Brinkman is extremely knowledgeable about science and its benefit to humanity, but sees it as the only saving grace for the countless coping mechanisms we call religions. In attempts to offset the audience's presumed attachment to outdated superstitions, the production weaves in and out of lecture notes and rap soliloquies about subjects like Theory of the Mind, Dualism, and the National Center for Science Education. Brinkman's judgment of religion is firm and a bit hostile, making it difficult to separate an agenda from the art.

Brinkman is a rapper, but also a degree-holding academic. His inclusion of some of the theories above are smartly embodied in pithy lyrics. His tracks range from musings on ancestry to secular domination, all with that 8-Mile urgency. These educative raps are masterfully written and dazzle with complex rhyme, often citing many notable authors and theoreticians, but the rhymes all sit in a warning: the audience still lacks important scientific knowledge. That Brinkman's rapper ego helps paint him as a self-styled "expert" only adds to this feeling of condescension—as if anyone in the audience who "believes" is therefore naive and needs to be educated.

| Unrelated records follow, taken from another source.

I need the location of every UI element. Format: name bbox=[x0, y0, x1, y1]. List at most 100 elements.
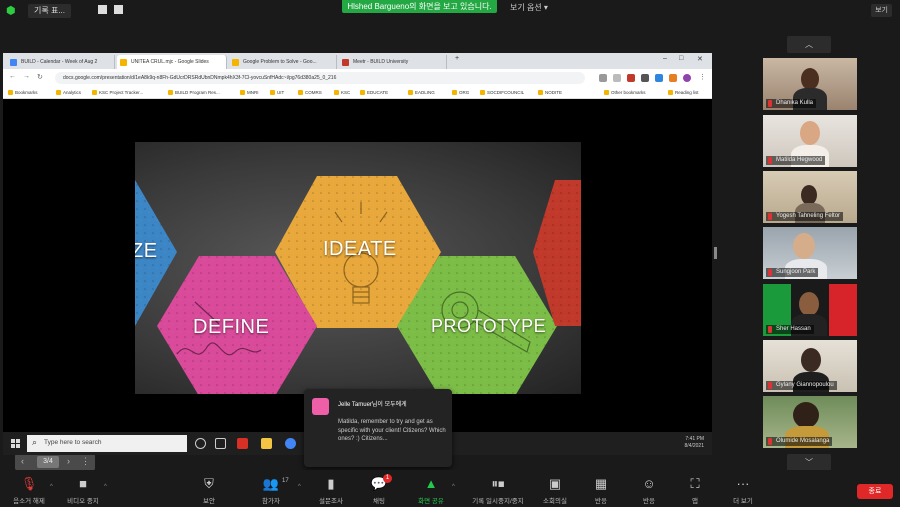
apps-button[interactable]: ⛶ 앱 bbox=[670, 476, 720, 505]
participants-caret-icon[interactable]: ^ bbox=[298, 484, 301, 490]
participants-label: 참가자 bbox=[262, 498, 280, 505]
extension-icon[interactable] bbox=[599, 74, 607, 82]
stop-icon[interactable] bbox=[114, 5, 123, 14]
chat-bubble-icon: 💬 bbox=[370, 476, 388, 491]
back-icon[interactable]: ← bbox=[9, 73, 16, 80]
breakout-rooms-button[interactable]: ▣ 소회의실 bbox=[530, 476, 580, 505]
share-screen-label: 화면 공유 bbox=[418, 498, 444, 505]
windows-start-icon[interactable] bbox=[11, 439, 20, 448]
extension-icon[interactable] bbox=[641, 74, 649, 82]
chrome-icon[interactable] bbox=[285, 438, 296, 449]
bookmark-item[interactable]: Reading list bbox=[667, 89, 699, 97]
star-icon[interactable] bbox=[613, 74, 621, 82]
participant-name: Dhanika Kulla bbox=[766, 99, 817, 108]
bookmark-item[interactable]: EDUCATE bbox=[359, 89, 388, 97]
bookmarks-bar: Bookmarks Analytics KSC Project Tracker.… bbox=[3, 87, 712, 99]
pause-stop-icon: ⏸⏹ bbox=[491, 476, 505, 491]
chat-notification-popup[interactable]: Jelle Tamuer님이 모두에게 Matilda, remember to… bbox=[304, 389, 452, 467]
share-screen-button[interactable]: ▲ 화면 공유 bbox=[406, 476, 456, 505]
participant-name: Olumide Mosalanga bbox=[766, 437, 833, 446]
emoji-button[interactable]: ☺ 반응 bbox=[624, 476, 674, 505]
prev-slide-icon[interactable]: ‹ bbox=[21, 456, 24, 466]
participant-tile[interactable]: Olumide Mosalanga bbox=[763, 396, 857, 448]
slide-viewer: ZE IDEATE DEFINE PROTOTYPE ‹ 3/4 › ⋮ bbox=[3, 99, 712, 471]
gallery-scroll-down-button[interactable]: ﹀ bbox=[787, 454, 831, 471]
view-options-button[interactable]: 보기 옵션 ▾ bbox=[510, 2, 548, 13]
bookmark-item[interactable]: Other bookmarks bbox=[603, 89, 646, 97]
search-icon: ⌕ bbox=[32, 437, 38, 447]
polls-button[interactable]: ▮ 설문조사 bbox=[306, 476, 356, 505]
audio-options-caret-icon[interactable]: ^ bbox=[50, 484, 53, 490]
task-view-icon[interactable] bbox=[215, 438, 226, 449]
bookmark-item[interactable]: Analytics bbox=[55, 89, 81, 97]
bookmark-item[interactable]: ORG bbox=[451, 89, 469, 97]
next-slide-icon[interactable]: › bbox=[67, 456, 70, 466]
panel-resize-handle[interactable] bbox=[714, 247, 717, 259]
chat-button[interactable]: 💬 1 채팅 bbox=[354, 474, 404, 505]
maximize-icon[interactable]: □ bbox=[679, 55, 683, 62]
taskbar-search-field[interactable]: ⌕ Type here to search bbox=[27, 435, 187, 452]
participant-tile[interactable]: Gylany Giannopoulou bbox=[763, 340, 857, 392]
view-button[interactable]: 보기 bbox=[871, 4, 892, 17]
slide-page-indicator: 3/4 bbox=[37, 456, 59, 468]
gmail-icon[interactable] bbox=[237, 438, 248, 449]
share-screen-icon: ▲ bbox=[424, 476, 438, 491]
participant-name: Yogesh Tahneling Feltor bbox=[766, 212, 844, 221]
browser-tab[interactable]: BUILD - Calendar - Week of Aug 2 bbox=[7, 55, 115, 69]
participant-tile[interactable]: Yogesh Tahneling Feltor bbox=[763, 171, 857, 223]
participants-count: 17 bbox=[282, 478, 289, 484]
video-options-caret-icon[interactable]: ^ bbox=[104, 484, 107, 490]
browser-address-bar: ← → ↻ docs.google.com/presentation/d/1eA… bbox=[3, 69, 712, 87]
bookmark-item[interactable]: EADLING bbox=[407, 89, 435, 97]
gallery-scroll-up-button[interactable]: ︿ bbox=[787, 36, 831, 53]
more-icon[interactable]: ⋮ bbox=[81, 456, 90, 467]
participant-tile[interactable]: Sher Hassan bbox=[763, 284, 857, 336]
bookmark-item[interactable]: KSC Project Tracker... bbox=[91, 89, 143, 97]
meeting-controls-bar: 🎙 음소거 해제 ^ ■ 비디오 중지 ^ ⛨ 보안 👥 참가자 17 ^ ▮ … bbox=[0, 470, 900, 507]
system-tray-clock[interactable]: 7:41 PM 8/4/2021 bbox=[685, 436, 704, 450]
profile-avatar[interactable] bbox=[683, 74, 691, 82]
participant-name: Sher Hassan bbox=[766, 325, 814, 334]
bookmark-item[interactable]: Bookmarks bbox=[7, 89, 38, 97]
security-button[interactable]: ⛨ 보안 bbox=[184, 476, 234, 505]
bookmark-item[interactable]: UIT bbox=[269, 89, 284, 97]
bookmark-item[interactable]: SOCDIFCOUNCIL bbox=[479, 89, 524, 97]
microphone-muted-icon: 🎙 bbox=[20, 476, 38, 491]
reload-icon[interactable]: ↻ bbox=[37, 73, 43, 81]
participant-tile[interactable]: Matilda Hegwood bbox=[763, 115, 857, 167]
unmute-button[interactable]: 🎙 음소거 해제 bbox=[4, 476, 54, 505]
reactions-button[interactable]: ▦ 반응 bbox=[576, 476, 626, 505]
browser-tab[interactable]: Google Problem to Solve - Goo... bbox=[229, 55, 337, 69]
forward-icon[interactable]: → bbox=[23, 73, 30, 80]
minimize-icon[interactable]: – bbox=[663, 55, 667, 62]
bookmark-item[interactable]: MNRI bbox=[239, 89, 259, 97]
extension-icon[interactable] bbox=[655, 74, 663, 82]
bookmark-item[interactable]: KSC bbox=[333, 89, 350, 97]
extension-icon[interactable] bbox=[669, 74, 677, 82]
cortana-icon[interactable] bbox=[195, 438, 206, 449]
bookmark-item[interactable]: COMRS bbox=[297, 89, 322, 97]
url-field[interactable]: docs.google.com/presentation/d/1eA8k9q-n… bbox=[55, 72, 585, 84]
participant-tile[interactable]: Sungjoon Park bbox=[763, 227, 857, 279]
menu-icon[interactable]: ⋮ bbox=[699, 73, 706, 81]
bookmark-item[interactable]: BUILD Program Res... bbox=[167, 89, 220, 97]
shield-icon[interactable]: ⬢ bbox=[6, 5, 18, 17]
browser-tab[interactable]: Meetr - BUILD University bbox=[339, 55, 447, 69]
end-meeting-button[interactable]: 종료 bbox=[857, 484, 893, 499]
browser-tab-active[interactable]: UNITEA CRUL.mjc - Google Slides bbox=[117, 55, 227, 69]
clock-date: 8/4/2021 bbox=[684, 443, 704, 449]
more-button[interactable]: ··· 더 보기 bbox=[718, 476, 768, 505]
new-tab-icon[interactable]: + bbox=[455, 55, 459, 62]
extension-icon[interactable] bbox=[627, 74, 635, 82]
participant-tile[interactable]: Dhanika Kulla bbox=[763, 58, 857, 110]
bookmark-item[interactable]: NODITE bbox=[537, 89, 562, 97]
close-icon[interactable]: ✕ bbox=[697, 55, 703, 63]
meeting-info[interactable]: 기록 표... bbox=[28, 4, 71, 18]
gallery-icon[interactable] bbox=[98, 5, 107, 14]
stop-video-button[interactable]: ■ 비디오 중지 bbox=[58, 476, 108, 505]
clock-time: 7:41 PM bbox=[685, 436, 704, 442]
share-options-caret-icon[interactable]: ^ bbox=[452, 484, 455, 490]
breakout-rooms-label: 소회의실 bbox=[543, 498, 567, 505]
file-explorer-icon[interactable] bbox=[261, 438, 272, 449]
record-pause-stop-button[interactable]: ⏸⏹ 기록 일시중지/중지 bbox=[466, 476, 530, 505]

What stands out over the research is a totally Westernized viewpoint. Throughout the piece Islam, Buddhism, and Judaism are simply anecdotal; it is Christianity (or rather, Brinkman's displeasure with it) that reigns. By the end of the piece Sweden is projected as a far superior nation to the United States, and we can forget about any nation that has not corrected itself through Carl Sagan's laws of science.

In good persuasive writing fashion, Brinkman adds in a counter-argument to his idea by stating that religion doesn't harbor all ills; in even better persuasive writing fashion, his final blackout follows soon after. The ending of Rap Guide to Religion feels quite different from a more typical solo show, where the character identifies some growth or a widening of perspective because they've told us their story. In contrast, Brinkman refrains from giving us this shift; in a way I feel duped because Brinkman doesn't discover anything aside from what he already knows. 

Rap Guide to Religion reminds me of those pieces that attempt to "convert" audiences by curtain, often foregoing authenticity for agenda: the film An Inconvenient Truth comes to mind. Although the theories and origins of religion are subject to much scrutiny, the piece feels artistically flat, more lecture than theatre. This is not an easy piece for a number of reasons. The content is very academic, but it is somewhat streamlined to include a white rapper's lyrical skillz. The length is questionable, but then again, we might be angry had Brinkman devoted less time to such complex subject matter. Go—if you're in the mood to think for yourself.

(Rap Guide to Religion plays at Soho Playhouse, 15 Vandam Street, through December 13, 2104. Performances are Thursdays through Saturdays at 9:30PM and Sundays at 7:30PM. Tickets are $45 and are available at sohoplayhouse.com.)